Hubs for patients with chronic urinary infections (UTIs) are being set up across Britain to trial long-term antibiotics for treating the debilitating condition.
Hospitals in London, Manchester and Newcastle are now recruiting participants for the landmark clinical trial, which could pave the way for more NHS clinics to offer potentially game-changing treatment.
Rajvinder Khasriya, a consultant urogynaecologist who is the lead investigator of the EAT-UP trial, said they could open other sites at locations including Nottingham, Sheffield and Devon if there is enough interest.
Currently, patients suffering from chronic UTIs – meaning the infection is ongoing and cannot be treated with a short course of antibiotics – must travel to London for support from the nation’s only dedicated NHS clinic.
But if the trial is a success, Khasriya said it could embolden doctors across the country to treat chronic UTI with an extended high dose of antibiotics combined with a urinary antiseptic known as methenamine hippurate (Hiprex).
This treatment regimen was pioneered by the Lower Urinary Tract Symptoms (Luts) Service at the Whittington Hospital, in north London. However, this is one of the only NHS clinics to offer the protocol as it veers away from the standard treatment guidelines set by the National Institute for Health and Care Excellence (Nice).
It comes as the Luts clinic was forced to pause referrals from everyone outside of five London boroughs from 1 March after the waitlist grew to 56 weeks – just over a year. Only patients living in Barnet, Camden, Enfield, Haringey or Islington can continue to be referred to this service.

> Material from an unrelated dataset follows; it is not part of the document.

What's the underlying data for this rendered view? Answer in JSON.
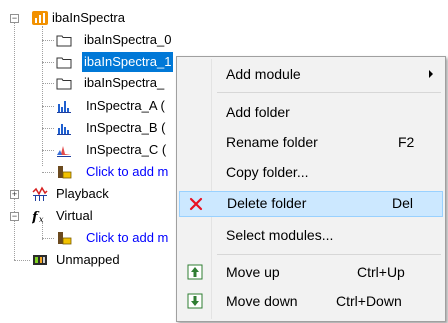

Khasriya said: “We would like the NHS to help us build specialist clinics for chronic UTI, where we all do the same thing, and all of us have a consensus agreement of how we manage these patients.
“That will be so beneficial for patients. It’s ridiculous that they have to come to London. Across the country, we could set up some UTI clinics just like the mesh services.”
How to sign up to the trial
Where are the locations?
The study is aiming to recruit patients at five locations, including 100 at the Whittington Hospital and around 50 at Guy’s and St Thomas’ in London.
The remaining 50 participants will be spread across University College London Hospital, St Mary’s Hospital in Manchester and Freeman Hospital in Newcastle upon Tyne.
What happens during the trial?
Participants will be randomised and either given the Whittington’s treatment protocol or the Nice standard for a recurrent UTI over three months.
Khasriya said that no patient in the Nice group would be left to suffer if their condition gets worse. They would be given a higher dose of antibiotics to treat their infection.
All patients will be offered full treatment after the three-month trial.
How to get involved?
The trial is for women aged 18+ in the UK who have been living with symptoms for at least three months and who meet the eligibility criteria.
If you are interested, email whh-tr.researchanddevelopment@nhs.net.
No official treatment for chronic UTI
There is currently no official treatment guideline for chronic UTI, so the trial is testing the safety and effectiveness of long-term antibiotics against the Nice “standard of care” for a recurrent UTI. This is a low dose of an antibiotic, known as a prophylactic, or Hiprex.
The trial has set a new definition of chronic UTI as patients with persistent symptoms for more than three months and more than 20 white blood cells in their urine sample.
This is significant as getting this distinct medical definition into a peer-reviewed journal would be likely to trigger more research into this specific cohort of patients. It is hoped that this could eventually prompt Nice to develop a new set of treatment guidelines.
Nice creates guidelines for GPs and hospitals by making “evidence-based recommendations” for NHS England, using “the best available evidence of clinical effectiveness and cost-effectiveness”. The criteria for deciding whether to update guidelines include new clinical areas being identified or the emergence of significant new evidence.
Khasriya also hopes the trial will prove that using “fresh urine microscopy” is a more effective way of diagnosing chronic UTI and developing a tailored treatment plan. This method looks at how a patient responds to bacteria by testing and monitoring their white blood cells and adjusting treatment accordingly.
In contrast, a traditional urine culture tests whether certain bacteria are present in a urine sample, without focusing on how the patient is responding to the bacteria, while the dipstick method used by many GPs can be inaccurate for picking up infections.
Khasriya said each trial site has installed “slide scanners”, which will take a photograph of a urine sample under a microscope. It will be sent to the lab at University College London, where analysts will count how many white blood cells there are in the urine, signifying an infection.
She said this could pave the way for a new “bedside test” diagnosing patients with a chronic UTI, as the results are available within minutes.
In the future, it is hoped that artificial intelligence could be used to analyse the images, meaning it could – in theory – be rolled out at GP surgeries across the country.